O processo de extradição da ex-deputada federal Carla Zambelli teve mais um capítulo nesta quarta-feira (11) na Corte de Apelação de Roma, na Itália. A audiência de julgamento, porém, foi suspensa após as manifestações do Ministério Público italiano e de um dos advogados de defesa. A expectativa é de que o caso seja retomado já nesta quinta-feira (12), quando devem se pronunciar o representante do governo brasileiro e mais um advogado da ex-parlamentar.

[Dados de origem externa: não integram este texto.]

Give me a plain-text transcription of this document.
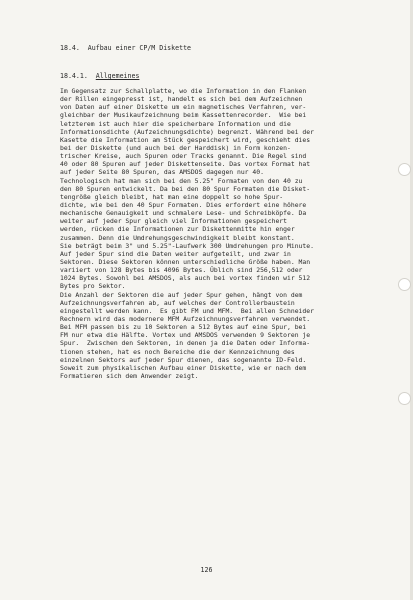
18.4.  Aufbau einer CP/M Diskette
18.4.1. Allgemeines
Im Gegensatz zur Schallplatte, wo die Information in den Flanken
der Rillen eingepresst ist, handelt es sich bei dem Aufzeichnen
von Daten auf einer Diskette um ein magnetisches Verfahren, ver-
gleichbar der Musikaufzeichnung beim Kassettenrecorder.  Wie bei
letzterem ist auch hier die speicherbare Information und die
Informationsdichte (Aufzeichnungsdichte) begrenzt. Während bei der
Kasette die Information am Stück gespeichert wird, geschieht dies
bei der Diskette (und auch bei der Harddisk) in Form konzen-
trischer Kreise, auch Spuren oder Tracks genannt. Die Regel sind
40 oder 80 Spuren auf jeder Diskettenseite. Das vortex Format hat
auf jeder Seite 80 Spuren, das AMSDOS dagegen nur 40.
Technologisch hat man sich bei den 5.25" Formaten von den 40 zu
den 80 Spuren entwickelt. Da bei den 80 Spur Formaten die Disket-
tengröße gleich bleibt, hat man eine doppelt so hohe Spur-
dichte, wie bei den 40 Spur Formaten. Dies erfordert eine höhere
mechanische Genauigkeit und schmalere Lese- und Schreibköpfe. Da
weiter auf jeder Spur gleich viel Informationen gespeichert
werden, rücken die Informationen zur Diskettenmitte hin enger
zusammen. Denn die Umdrehungsgeschwindigkeit bleibt konstant.
Sie beträgt beim 3" und 5.25"-Laufwerk 300 Umdrehungen pro Minute.
Auf jeder Spur sind die Daten weiter aufgeteilt, und zwar in
Sektoren. Diese Sektoren können unterschiedliche Größe haben. Man
variiert von 128 Bytes bis 4096 Bytes. Üblich sind 256,512 oder
1024 Bytes. Sowohl bei AMSDOS, als auch bei vortex finden wir 512
Bytes pro Sektor.
Die Anzahl der Sektoren die auf jeder Spur gehen, hängt von dem
Aufzeichnungsverfahren ab, auf welches der Controllerbaustein
eingestellt werden kann.  Es gibt FM und MFM.  Bei allen Schneider
Rechnern wird das modernere MFM Aufzeichnungsverfahren verwendet.
Bei MFM passen bis zu 10 Sektoren a 512 Bytes auf eine Spur, bei
FM nur etwa die Hälfte. Vortex und AMSDOS verwenden 9 Sektoren je
Spur.  Zwischen den Sektoren, in denen ja die Daten oder Informa-
tionen stehen, hat es noch Bereiche die der Kennzeichnung des
einzelnen Sektors auf jeder Spur dienen, das sogenannte ID-Feld.
Soweit zum physikalischen Aufbau einer Diskette, wie er nach dem
Formatieren sich dem Anwender zeigt.
126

Zambelli está presa na Itália desde 29 de julho, país para onde fugiu após ser condenada à prisão pelo Supremo Tribunal Federal (STF). Ela possui passaporte italiano e deixou o Brasil dias antes de se esgotarem os últimos recursos contra sua sentença de 10 anos de prisão. A condenação é pela invasão aos sistemas do Conselho Nacional de Justiça (CNJ) em 2023, crime que, segundo as investigações, foi realizado a mando da ex-deputada.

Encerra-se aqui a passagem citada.